International Weightlifting Federation fulfilled a political contract by the  eleventh-hour disqualification of the Russian weightlifting team from the Summer Olympic Games in Rio, Sergei Yeryomin, the chairman of the Board of Trustees of the Russian Weightlifting Federation (FTAR) told TASS on Friday.   

"The cynicism of the move lies in the fact the IWF could do it three weeks ago," Yeryomin said. "I think it is ulfilling an apparent political contract."  

"They procrastinated until the last minute and didn’t leave a chance of organizational or legal steps for the team of a country where weightlifting has always been a leading sports discipline and a brand identity," he said.  

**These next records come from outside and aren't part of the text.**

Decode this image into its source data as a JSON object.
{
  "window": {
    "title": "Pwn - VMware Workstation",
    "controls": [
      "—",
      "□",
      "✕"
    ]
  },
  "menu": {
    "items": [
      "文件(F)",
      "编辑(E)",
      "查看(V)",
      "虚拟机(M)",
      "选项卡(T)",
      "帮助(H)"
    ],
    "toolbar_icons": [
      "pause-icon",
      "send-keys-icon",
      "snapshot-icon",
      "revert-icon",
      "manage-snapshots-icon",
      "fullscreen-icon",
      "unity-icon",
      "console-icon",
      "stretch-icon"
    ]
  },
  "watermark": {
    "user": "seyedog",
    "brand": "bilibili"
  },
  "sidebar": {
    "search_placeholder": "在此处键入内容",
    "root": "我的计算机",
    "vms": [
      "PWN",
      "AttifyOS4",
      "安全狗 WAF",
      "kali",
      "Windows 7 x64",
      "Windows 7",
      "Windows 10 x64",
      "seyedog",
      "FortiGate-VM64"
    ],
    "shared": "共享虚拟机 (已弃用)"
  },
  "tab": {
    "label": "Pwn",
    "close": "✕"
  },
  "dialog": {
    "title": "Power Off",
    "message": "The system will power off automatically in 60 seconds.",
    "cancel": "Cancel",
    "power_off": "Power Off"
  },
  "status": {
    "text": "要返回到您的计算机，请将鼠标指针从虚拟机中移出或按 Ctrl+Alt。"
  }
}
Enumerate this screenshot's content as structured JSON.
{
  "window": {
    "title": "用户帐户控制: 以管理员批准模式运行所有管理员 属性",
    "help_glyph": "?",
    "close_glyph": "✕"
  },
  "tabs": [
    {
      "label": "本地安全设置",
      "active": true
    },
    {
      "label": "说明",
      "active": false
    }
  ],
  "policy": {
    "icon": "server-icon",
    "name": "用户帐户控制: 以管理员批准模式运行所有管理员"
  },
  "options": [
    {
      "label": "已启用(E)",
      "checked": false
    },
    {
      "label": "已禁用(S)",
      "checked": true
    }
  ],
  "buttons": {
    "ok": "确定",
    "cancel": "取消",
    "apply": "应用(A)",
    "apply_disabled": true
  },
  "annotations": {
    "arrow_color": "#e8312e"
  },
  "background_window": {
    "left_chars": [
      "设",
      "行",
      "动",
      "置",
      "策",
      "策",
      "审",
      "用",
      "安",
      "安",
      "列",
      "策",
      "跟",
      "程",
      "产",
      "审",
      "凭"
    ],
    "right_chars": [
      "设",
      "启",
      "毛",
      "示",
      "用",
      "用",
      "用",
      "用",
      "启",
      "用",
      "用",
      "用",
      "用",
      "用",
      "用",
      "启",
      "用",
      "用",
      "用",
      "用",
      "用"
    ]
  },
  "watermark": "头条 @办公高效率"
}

"That’s treachery and cynicism of the highest grade and I think it highlights the crisis in world sports and the international Olympic movement," Yeryomin said. "That beats  just everything!"

As of Saturday, the Russian national team to the Olympic Games in Rio de Janeiro unites 266 athletes, representing 29 kinds of sports, Russia's   Minister of Sports Vitaly Mutko said in an interview with Match TV. 

"Now, all the work is done by the IOC and international federations," he said. "As of this morning, we have 266 athletes in 29 kinds of sports."